Theoretically, there are several ways to turn a hash function into an encryption system. However, the Devil is in the details. A cryptographic hash function is a function which is resistant to preimages, second preimages, and collisions. As far as I know, it has not been proven that these conditions are sufficient to build a stream cipher. In fact, what we want is a random oracle (there are subtleties with regards to definition, that I will not detail here).
We have no proof that cryptographic functions really exist. We also have no proof that random oracles really exist. And we do not know how to build a random oracle out of a cryptographic hash function. We do know how to build a secure hash function out of a random oracle. However, we also have strong indications that random oracles cannot actually exist, at least in a general sense. Basically we grope in the dark: we have candidates like SHA-256, which appear to be "quite strong" as hash function, and also are reasonably oraclish as far as we known. In fact, the length extension attack is proof enough that SHA-256 is not a random oracle, but this can be fixed by using SHA-256 on fixed-length inputs, or by invoking it as part of more convoluted structures like HMAC.
In any case, if you have a hash-function-with-oracle-powers, then it is rather easy to generate a pseudo random stream from a secret key, by hashing K||n where K is the secret key and n is a counter. By XORing this key-dependent pseudo-random stream with the data to encrypt, you have a stream cipher.

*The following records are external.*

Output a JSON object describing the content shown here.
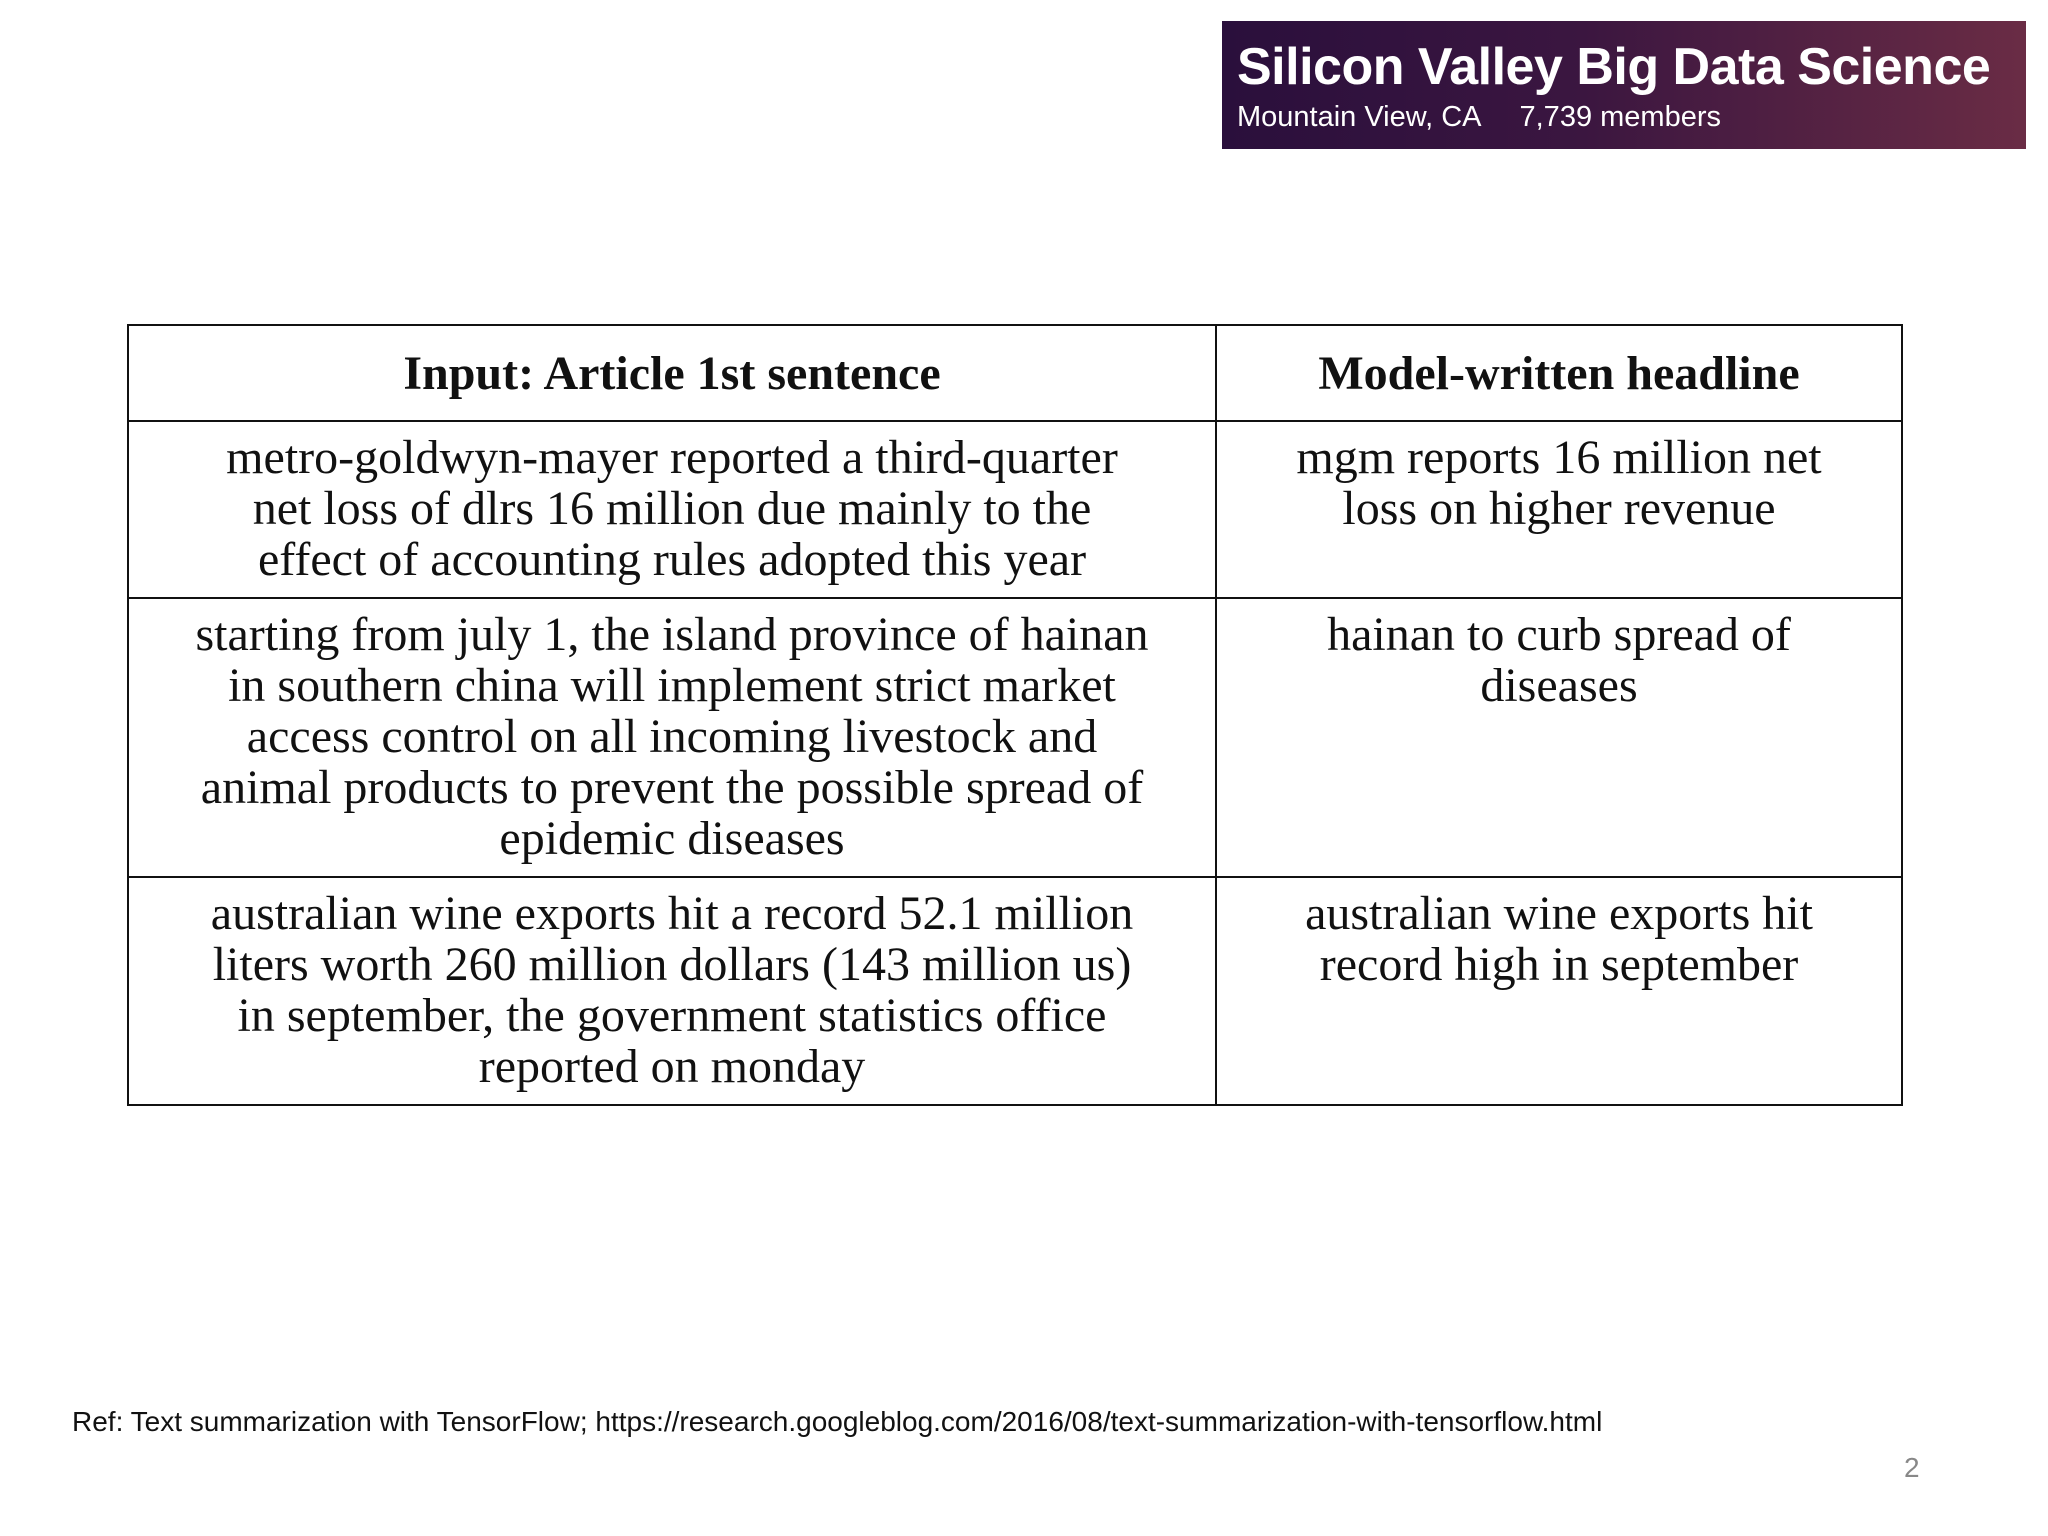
{
  "banner": {
    "title": "Silicon Valley Big Data Science",
    "location": "Mountain View, CA",
    "members": "7,739 members"
  },
  "table": {
    "header": [
      "Input: Article 1st sentence",
      "Model-written headline"
    ],
    "rows": [
      [
        [
          "metro-goldwyn-mayer reported a third-quarter",
          "net loss of dlrs 16 million due mainly to the",
          "effect of accounting rules adopted this year"
        ],
        [
          "mgm reports 16 million net",
          "loss on higher revenue"
        ]
      ],
      [
        [
          "starting from july 1, the island province of hainan",
          "in southern china will implement strict market",
          "access control on all incoming livestock and",
          "animal products to prevent the possible spread of",
          "epidemic diseases"
        ],
        [
          "hainan to curb spread of",
          "diseases"
        ]
      ],
      [
        [
          "australian wine exports hit a record 52.1 million",
          "liters worth 260 million dollars (143 million us)",
          "in september, the government statistics office",
          "reported on monday"
        ],
        [
          "australian wine exports hit",
          "record high in september"
        ]
      ]
    ]
  },
  "footer": {
    "ref": "Ref: Text summarization with TensorFlow; https://research.googleblog.com/2016/08/text-summarization-with-tensorflow.html",
    "page": "2"
  }
}
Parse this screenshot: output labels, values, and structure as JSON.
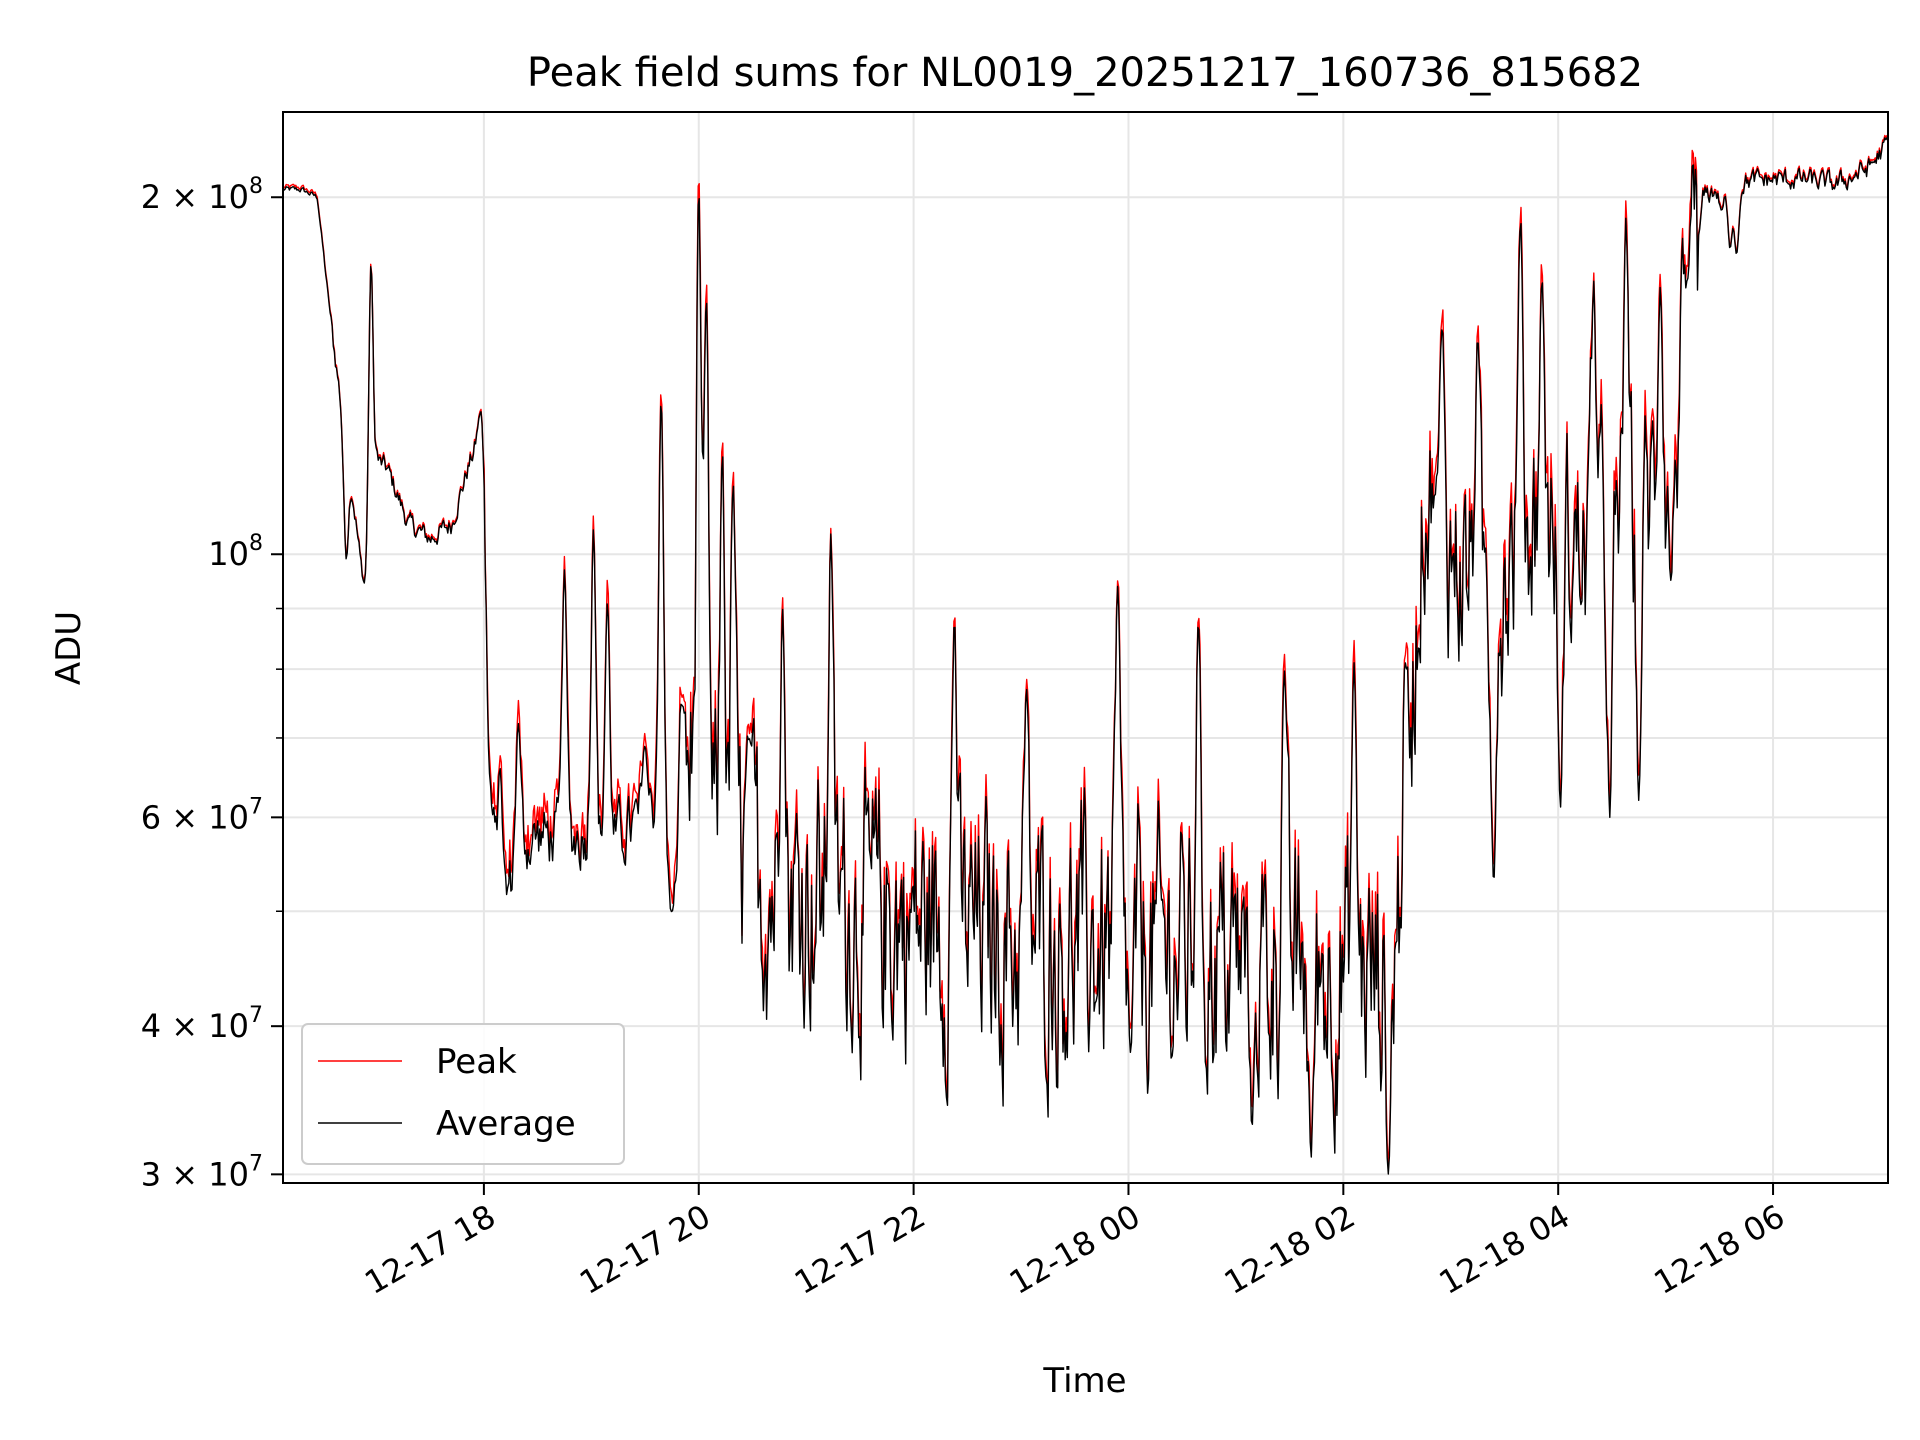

To make a block cipher, you can use a Feistel network where your hash function is used as "confusion function" for each round, although there again there are details (you must inject round subkeys at that point). The theoretical analysis is due to Luby and Rackoff, back in the 1980s. It can be proven that four rounds are sufficient, subject to some details; e.g. if you are targeting $n$-bit blocks, the proof works up to security level $2^{n/2}$ or so (if I remember it correctly). Variants imply unbalanced networks, which allow for better security at the expense of more rounds (see the Thorp shuffle).
Theoretical upper limit for Feistel schemes is that such a scheme is necessarily an even permutation, so if you have $n$-bit blocks and know the encryption of $2^n-2$ distinct plaintexts, you can guess the encryption of the two plaintext blocks that you don't know with probability $1$, instead of probability $0.5$ for a truly pseudorandom permutation. You would be very hard-pressed to find a practical situation where this point actually matters in any way.
Another theoretical method which does not involve a Feistel scheme at all is described in that article: it is a generic method to turn a "seekable pseudorandom stream" (e.g. the hash-based stream cipher alluded to above) into a generic pseudo-random permutation. The implementation overhead is huge, so nobody does that in practice. It still shows that a PRP can be generically built out of a PRF without the (slight) limitations implied by Feistel networks.